The guidelines will also help municipalities to make adjustments to existing services to improve effectiveness and reduce costs. By thoroughly analyzing costs and benefits, municipalities can initiate new work assignments with confidence. For example, fire departments with full-time fire suppression staff can reduce the workload of the fire prevention division by conducting in-service fire safety inspections. Without objective tools for analyzing such innovations, those opposed can prevent change by appealing to public fears and misapprehensions.
The guidelines will also facilitate fire department reorganization and restructuring on a much broader scale. Many smaller municipalities focus almost exclusively on fire suppression. This is often based on limited availability of volunteers' time to carry out prevention activities. The guidelines will help municipalities to see areas where resources can be shared and services can be provided over broader geographic areas. Inter-municipal co-operation will ensure that effective fire prevention and public education are both viable and affordable.
Collectively, these measures can improve public fire safety while, at the same time, stabilizing or reducing costs.
The guidelines are designed to provide municipalities with a new way of thinking about public fire protection.
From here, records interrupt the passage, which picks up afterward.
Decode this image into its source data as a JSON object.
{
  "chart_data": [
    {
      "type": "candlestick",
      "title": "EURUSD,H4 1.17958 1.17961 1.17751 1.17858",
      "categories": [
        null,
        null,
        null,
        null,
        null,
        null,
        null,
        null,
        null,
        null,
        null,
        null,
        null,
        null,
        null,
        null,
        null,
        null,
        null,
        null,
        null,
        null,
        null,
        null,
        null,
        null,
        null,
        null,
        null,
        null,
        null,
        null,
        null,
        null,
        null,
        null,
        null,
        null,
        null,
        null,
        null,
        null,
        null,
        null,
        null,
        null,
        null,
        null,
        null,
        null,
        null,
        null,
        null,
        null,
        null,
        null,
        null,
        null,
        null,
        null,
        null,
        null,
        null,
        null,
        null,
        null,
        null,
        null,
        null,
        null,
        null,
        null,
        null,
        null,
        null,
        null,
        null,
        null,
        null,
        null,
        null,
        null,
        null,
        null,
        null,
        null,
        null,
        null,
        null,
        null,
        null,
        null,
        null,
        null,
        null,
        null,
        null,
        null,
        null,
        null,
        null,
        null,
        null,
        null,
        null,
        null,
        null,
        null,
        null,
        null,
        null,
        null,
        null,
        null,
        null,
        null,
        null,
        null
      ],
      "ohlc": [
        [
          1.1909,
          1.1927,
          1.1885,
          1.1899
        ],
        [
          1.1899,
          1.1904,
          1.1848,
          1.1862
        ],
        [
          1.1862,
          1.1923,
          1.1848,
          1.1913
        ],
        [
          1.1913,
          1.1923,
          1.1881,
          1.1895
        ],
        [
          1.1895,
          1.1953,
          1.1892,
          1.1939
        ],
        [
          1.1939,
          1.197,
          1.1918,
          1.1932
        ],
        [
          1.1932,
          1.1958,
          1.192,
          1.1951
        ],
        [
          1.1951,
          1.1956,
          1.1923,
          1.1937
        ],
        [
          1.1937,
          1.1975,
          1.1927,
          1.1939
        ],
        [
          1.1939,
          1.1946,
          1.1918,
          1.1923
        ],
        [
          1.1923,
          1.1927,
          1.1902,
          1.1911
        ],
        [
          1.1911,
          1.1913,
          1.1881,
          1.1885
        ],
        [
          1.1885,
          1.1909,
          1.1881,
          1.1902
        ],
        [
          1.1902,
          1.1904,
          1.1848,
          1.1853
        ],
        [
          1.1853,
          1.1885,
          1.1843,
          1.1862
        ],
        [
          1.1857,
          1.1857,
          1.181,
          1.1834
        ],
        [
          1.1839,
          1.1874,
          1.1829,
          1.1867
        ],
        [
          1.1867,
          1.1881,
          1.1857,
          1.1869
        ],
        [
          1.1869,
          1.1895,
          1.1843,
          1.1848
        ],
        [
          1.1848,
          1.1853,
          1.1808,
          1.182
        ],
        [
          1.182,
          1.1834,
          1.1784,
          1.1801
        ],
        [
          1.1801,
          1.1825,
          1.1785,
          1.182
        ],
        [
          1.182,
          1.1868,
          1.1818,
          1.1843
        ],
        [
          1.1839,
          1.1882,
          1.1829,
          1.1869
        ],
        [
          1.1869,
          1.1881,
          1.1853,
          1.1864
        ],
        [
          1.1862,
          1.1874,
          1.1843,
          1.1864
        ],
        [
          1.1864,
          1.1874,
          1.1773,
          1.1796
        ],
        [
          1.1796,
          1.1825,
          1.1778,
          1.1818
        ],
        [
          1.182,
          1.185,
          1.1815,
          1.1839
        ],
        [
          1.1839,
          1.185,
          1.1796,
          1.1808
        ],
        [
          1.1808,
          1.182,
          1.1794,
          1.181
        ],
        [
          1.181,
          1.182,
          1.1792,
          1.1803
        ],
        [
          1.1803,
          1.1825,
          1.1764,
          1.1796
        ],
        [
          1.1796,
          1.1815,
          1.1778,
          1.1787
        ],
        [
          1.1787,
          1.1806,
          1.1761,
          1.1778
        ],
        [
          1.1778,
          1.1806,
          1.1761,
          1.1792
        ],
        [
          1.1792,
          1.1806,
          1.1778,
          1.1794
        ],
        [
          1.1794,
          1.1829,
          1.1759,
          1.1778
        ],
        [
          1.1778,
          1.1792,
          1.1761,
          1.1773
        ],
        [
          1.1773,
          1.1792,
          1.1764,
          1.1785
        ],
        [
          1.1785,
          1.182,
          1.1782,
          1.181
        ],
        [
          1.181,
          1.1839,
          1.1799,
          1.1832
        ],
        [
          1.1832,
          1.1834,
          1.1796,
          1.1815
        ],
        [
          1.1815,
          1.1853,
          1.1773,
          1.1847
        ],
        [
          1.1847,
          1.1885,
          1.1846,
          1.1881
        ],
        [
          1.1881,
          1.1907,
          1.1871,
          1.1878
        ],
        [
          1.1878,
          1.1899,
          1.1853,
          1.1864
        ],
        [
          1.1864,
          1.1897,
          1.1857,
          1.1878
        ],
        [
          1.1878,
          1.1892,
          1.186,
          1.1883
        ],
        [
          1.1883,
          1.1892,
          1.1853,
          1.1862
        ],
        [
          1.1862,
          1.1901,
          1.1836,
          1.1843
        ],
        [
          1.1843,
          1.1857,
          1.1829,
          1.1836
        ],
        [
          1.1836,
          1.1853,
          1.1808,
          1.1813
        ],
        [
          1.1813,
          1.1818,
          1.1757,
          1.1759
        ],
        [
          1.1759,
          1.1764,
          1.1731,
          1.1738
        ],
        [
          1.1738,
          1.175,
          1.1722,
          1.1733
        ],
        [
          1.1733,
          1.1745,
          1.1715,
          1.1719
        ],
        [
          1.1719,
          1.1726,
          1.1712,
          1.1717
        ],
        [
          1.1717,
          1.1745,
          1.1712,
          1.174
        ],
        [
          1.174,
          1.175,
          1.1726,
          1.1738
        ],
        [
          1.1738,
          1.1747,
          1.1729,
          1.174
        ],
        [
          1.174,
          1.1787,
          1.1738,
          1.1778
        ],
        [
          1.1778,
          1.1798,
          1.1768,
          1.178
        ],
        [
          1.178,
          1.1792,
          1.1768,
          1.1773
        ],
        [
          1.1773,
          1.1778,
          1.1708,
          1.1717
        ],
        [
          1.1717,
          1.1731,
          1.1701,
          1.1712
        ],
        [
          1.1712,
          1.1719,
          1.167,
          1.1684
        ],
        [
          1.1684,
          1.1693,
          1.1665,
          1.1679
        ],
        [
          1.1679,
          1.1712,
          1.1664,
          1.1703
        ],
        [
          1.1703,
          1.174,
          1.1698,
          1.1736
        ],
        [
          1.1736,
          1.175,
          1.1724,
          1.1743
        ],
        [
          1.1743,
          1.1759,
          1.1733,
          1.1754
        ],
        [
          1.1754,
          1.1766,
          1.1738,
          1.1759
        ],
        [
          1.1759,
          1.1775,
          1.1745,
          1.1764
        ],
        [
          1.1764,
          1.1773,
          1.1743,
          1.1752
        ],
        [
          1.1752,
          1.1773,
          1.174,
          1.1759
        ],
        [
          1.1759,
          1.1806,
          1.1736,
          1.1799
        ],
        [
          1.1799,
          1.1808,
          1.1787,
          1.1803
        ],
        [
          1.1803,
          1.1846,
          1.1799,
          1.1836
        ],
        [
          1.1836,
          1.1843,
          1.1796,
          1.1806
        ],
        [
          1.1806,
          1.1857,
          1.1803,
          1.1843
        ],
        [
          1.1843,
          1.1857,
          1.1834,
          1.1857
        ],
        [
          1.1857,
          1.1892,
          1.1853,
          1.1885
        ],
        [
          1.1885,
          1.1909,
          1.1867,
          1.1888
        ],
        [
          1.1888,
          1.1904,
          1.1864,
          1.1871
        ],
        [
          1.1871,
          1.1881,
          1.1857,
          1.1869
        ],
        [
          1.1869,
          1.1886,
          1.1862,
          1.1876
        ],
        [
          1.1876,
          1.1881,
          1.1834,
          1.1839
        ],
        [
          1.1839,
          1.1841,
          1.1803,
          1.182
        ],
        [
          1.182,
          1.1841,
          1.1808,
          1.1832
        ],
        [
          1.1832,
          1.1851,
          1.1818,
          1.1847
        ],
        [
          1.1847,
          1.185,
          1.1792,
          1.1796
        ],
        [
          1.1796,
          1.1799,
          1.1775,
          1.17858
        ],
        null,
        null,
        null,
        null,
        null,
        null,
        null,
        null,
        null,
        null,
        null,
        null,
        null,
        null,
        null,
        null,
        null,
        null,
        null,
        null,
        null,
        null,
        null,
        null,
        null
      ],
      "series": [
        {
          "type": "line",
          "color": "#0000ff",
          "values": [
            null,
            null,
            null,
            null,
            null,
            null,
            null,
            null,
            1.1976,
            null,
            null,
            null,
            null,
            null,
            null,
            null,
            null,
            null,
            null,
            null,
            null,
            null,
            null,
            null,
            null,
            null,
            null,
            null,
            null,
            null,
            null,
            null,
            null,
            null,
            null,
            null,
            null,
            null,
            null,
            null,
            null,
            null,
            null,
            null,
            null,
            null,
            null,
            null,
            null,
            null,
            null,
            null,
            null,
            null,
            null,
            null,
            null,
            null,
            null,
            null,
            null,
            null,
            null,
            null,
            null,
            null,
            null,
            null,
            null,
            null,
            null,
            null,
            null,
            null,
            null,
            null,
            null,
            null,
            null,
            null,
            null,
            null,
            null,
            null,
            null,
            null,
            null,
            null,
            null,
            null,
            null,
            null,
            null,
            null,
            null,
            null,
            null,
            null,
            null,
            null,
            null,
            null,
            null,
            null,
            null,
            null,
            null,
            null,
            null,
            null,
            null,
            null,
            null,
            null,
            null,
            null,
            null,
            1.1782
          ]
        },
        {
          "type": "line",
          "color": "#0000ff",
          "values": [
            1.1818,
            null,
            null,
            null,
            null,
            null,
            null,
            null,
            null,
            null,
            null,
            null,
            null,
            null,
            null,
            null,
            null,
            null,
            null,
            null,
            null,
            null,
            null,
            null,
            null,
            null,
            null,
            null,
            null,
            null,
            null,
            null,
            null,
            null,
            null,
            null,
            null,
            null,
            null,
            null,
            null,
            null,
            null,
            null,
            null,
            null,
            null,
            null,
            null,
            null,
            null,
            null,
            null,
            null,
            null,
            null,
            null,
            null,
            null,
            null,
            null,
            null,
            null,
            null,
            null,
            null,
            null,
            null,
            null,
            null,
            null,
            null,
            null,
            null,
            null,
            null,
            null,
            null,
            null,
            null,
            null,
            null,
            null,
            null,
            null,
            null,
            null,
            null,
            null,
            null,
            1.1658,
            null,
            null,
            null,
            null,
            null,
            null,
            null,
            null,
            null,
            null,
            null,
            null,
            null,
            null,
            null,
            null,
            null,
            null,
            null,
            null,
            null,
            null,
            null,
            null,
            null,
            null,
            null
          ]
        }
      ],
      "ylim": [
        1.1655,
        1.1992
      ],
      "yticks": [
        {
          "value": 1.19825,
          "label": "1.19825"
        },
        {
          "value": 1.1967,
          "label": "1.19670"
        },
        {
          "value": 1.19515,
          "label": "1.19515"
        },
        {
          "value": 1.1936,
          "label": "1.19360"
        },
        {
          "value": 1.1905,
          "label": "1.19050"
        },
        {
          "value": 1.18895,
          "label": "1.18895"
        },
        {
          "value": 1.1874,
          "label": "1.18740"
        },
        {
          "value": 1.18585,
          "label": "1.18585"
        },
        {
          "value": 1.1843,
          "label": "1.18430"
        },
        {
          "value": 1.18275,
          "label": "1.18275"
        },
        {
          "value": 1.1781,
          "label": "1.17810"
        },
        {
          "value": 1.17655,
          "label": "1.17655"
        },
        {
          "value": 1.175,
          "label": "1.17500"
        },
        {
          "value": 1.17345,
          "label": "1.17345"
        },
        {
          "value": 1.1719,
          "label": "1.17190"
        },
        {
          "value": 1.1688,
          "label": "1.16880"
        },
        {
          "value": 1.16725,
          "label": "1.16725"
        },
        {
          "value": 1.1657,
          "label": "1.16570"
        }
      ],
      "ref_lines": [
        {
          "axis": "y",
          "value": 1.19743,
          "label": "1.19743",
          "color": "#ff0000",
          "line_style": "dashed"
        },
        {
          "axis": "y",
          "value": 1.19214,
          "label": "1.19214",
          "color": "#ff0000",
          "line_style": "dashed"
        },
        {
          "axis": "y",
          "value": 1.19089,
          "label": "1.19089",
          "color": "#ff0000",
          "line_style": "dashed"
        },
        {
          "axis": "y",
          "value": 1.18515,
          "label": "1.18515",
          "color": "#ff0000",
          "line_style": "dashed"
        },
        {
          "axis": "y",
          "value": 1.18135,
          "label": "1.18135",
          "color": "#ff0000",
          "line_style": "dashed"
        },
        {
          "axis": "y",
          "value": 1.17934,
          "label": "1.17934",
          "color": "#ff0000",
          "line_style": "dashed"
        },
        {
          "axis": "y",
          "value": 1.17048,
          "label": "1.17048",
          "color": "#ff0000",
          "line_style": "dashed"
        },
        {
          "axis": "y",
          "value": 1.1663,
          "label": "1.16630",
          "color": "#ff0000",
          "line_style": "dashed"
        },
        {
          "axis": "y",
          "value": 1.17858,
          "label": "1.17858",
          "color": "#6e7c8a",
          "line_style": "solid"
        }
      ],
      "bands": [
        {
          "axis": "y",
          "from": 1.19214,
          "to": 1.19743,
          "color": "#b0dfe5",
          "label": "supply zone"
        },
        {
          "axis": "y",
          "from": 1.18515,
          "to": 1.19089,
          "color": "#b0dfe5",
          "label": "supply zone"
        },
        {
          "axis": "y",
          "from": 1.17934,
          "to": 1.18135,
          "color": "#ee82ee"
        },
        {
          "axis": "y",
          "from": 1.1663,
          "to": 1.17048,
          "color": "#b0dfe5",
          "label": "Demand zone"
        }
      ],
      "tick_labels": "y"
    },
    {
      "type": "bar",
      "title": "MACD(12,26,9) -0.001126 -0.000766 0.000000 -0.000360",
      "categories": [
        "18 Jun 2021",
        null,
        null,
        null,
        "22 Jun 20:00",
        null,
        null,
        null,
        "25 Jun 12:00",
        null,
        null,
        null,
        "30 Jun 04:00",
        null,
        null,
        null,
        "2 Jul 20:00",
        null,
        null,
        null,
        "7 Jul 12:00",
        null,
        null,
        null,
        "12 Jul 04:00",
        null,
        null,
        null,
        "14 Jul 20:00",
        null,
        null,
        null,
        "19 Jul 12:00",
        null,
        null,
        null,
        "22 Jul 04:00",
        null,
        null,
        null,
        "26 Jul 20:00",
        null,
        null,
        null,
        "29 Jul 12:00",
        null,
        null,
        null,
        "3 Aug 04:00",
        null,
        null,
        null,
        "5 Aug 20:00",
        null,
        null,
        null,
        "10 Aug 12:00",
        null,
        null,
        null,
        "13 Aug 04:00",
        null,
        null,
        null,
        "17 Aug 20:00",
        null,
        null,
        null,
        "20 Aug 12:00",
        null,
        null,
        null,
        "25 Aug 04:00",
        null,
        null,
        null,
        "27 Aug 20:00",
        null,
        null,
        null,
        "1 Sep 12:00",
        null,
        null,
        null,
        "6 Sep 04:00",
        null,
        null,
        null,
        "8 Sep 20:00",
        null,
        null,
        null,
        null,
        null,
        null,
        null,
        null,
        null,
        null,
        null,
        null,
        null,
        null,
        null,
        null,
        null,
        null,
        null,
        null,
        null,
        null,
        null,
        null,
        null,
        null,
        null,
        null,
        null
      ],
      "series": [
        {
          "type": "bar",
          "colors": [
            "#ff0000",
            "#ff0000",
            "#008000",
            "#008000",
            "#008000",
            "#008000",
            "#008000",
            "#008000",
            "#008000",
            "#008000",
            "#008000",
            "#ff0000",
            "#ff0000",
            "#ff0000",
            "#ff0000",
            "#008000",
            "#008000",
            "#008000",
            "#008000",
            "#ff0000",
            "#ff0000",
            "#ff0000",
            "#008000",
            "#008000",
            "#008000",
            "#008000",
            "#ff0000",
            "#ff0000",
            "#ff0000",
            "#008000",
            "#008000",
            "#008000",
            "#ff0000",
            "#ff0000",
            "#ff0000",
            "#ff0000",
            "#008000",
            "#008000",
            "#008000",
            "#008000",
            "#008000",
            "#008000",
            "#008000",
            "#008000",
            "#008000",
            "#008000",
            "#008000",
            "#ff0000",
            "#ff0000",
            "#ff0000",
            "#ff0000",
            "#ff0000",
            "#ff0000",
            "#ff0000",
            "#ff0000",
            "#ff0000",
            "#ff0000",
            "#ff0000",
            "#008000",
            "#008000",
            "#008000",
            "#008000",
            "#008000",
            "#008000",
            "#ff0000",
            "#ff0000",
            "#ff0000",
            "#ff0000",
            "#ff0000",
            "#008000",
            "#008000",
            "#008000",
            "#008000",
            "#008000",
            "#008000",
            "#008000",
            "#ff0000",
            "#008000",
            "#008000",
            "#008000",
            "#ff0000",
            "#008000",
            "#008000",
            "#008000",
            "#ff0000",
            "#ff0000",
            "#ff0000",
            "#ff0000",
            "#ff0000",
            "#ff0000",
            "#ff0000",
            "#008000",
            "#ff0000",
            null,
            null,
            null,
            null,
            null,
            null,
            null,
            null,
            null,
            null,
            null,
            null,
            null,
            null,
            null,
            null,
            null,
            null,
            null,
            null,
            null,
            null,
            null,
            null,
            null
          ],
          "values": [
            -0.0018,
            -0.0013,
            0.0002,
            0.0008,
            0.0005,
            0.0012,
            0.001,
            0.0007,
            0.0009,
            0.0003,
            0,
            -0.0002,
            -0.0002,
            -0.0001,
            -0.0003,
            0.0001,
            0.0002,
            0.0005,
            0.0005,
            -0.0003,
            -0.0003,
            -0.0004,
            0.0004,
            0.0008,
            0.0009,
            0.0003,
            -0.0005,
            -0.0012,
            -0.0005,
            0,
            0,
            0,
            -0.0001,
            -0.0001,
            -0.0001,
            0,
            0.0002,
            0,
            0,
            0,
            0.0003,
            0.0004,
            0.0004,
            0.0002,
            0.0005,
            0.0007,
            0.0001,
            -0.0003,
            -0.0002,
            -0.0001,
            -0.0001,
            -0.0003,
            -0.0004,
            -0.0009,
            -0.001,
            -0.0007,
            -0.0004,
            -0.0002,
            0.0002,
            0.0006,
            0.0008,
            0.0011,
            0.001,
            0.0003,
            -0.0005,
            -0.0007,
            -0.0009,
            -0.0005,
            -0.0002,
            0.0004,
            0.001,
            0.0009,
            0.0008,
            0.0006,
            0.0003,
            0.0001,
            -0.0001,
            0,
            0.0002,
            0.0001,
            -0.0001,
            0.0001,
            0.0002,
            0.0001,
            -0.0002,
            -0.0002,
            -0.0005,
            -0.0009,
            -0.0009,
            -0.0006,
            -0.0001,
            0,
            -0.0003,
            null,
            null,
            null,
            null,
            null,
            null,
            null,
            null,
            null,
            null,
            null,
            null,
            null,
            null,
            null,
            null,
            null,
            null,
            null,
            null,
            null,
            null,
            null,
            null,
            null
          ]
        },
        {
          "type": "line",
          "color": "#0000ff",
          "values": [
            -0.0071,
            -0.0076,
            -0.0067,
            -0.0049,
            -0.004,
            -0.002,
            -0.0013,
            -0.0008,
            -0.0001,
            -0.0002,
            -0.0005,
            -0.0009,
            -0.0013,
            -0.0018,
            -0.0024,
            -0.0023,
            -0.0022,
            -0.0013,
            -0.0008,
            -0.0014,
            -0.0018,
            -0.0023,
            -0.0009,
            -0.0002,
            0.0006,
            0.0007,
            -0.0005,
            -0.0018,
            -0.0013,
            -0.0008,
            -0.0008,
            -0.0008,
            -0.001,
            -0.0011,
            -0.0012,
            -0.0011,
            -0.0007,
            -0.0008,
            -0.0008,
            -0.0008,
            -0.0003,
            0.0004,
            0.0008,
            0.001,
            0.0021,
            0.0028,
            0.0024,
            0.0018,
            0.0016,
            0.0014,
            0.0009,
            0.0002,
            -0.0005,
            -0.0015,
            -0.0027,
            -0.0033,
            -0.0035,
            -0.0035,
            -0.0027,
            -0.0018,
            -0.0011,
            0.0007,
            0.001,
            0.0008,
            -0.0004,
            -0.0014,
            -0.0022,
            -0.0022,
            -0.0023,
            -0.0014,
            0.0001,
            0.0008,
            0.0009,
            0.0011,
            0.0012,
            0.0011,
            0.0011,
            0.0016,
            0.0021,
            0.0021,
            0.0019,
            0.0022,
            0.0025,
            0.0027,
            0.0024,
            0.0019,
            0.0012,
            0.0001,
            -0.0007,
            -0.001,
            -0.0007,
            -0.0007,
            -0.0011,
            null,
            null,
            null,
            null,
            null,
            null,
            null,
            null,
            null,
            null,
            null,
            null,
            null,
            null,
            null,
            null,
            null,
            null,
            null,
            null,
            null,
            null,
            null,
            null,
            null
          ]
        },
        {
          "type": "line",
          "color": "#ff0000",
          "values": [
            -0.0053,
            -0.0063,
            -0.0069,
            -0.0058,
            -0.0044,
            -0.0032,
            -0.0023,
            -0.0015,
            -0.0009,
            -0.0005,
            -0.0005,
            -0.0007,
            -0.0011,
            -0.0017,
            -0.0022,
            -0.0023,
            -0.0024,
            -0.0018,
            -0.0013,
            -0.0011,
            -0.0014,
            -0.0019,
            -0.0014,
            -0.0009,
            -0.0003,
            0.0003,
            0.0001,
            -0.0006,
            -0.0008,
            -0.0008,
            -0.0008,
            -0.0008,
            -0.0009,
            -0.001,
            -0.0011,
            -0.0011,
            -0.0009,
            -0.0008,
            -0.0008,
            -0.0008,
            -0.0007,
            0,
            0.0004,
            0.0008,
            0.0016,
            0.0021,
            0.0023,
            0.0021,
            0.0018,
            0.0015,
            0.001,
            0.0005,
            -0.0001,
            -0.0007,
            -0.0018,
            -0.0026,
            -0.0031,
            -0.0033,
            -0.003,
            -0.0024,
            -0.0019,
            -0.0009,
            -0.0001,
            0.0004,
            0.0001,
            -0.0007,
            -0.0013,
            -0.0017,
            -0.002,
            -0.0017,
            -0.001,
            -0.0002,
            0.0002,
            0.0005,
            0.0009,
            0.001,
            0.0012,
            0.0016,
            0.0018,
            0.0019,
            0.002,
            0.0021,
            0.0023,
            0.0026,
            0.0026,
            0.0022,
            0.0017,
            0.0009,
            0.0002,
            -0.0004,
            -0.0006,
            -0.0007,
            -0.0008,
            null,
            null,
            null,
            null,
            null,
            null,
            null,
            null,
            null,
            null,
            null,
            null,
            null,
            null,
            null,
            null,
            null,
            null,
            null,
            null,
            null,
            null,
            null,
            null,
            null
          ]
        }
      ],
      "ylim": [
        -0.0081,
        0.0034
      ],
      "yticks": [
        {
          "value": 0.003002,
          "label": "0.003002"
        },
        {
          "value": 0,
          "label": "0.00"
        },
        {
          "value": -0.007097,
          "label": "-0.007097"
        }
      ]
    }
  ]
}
It will encourage them to consider all aspects of fire safety and not just fire stations, fire trucks and firefighters. Each guideline will assist municipalities to apply the Comprehensive Model by expanding further on each concept, outlining decision-points and indicating the information they will require to analyze their options.
Municipalities will have the means to make objective choices about public fire protection, and implement significant changes with confidence.
The guidelines represent one component of the strategy the Ministry is proposing for public fire protection in Ontario. This strategy includes:
- Clarifying municipal responsibility for local fire protection, while protecting the provincial interest in public fire safety.
- Removing remaining legislative barriers which forestall the restructuring and reorganization of municipal fire services.
- Facilitating a shift in focus which places priority on fire prevention and public education as opposed to fire suppression.
- Providing municipalities with decision-making tools to help them provide services according to their own needs and circumstances.
- Facilitating more active involvement of the private sector and other community groups in fire prevention and public education through the Fire Marshals Public Safety Council.
This strategy recognizes that municipalities, with the aid of appropriate tools and support, are fully capable of ensuring adequate fire protection for their communities.
At the same time, this strategy recognizes that the provincial interest would not be met if the level of service provided by a municipality jeopardized public fire safety.
- The guidelines will provide the means for municipalities to make informed choices about public fire protection - responsible choices that will not compromise public safety.
- They are the foundation for measuring and determining adequate fire protection.
- Provincial regulatory authority would be exercised only where there was a clear and identifiable threat to public safety that a municipality or municipalities fail to address.
- Good guidelines, and responsible local government, will ensure that this authority need not be exercised.
The model - "Optimizing Public Fire Safety" is intended to be a companion to the guidelines. Its intended use is to provide consistency in application and to ensure all aspects are considered when applying the guidelines.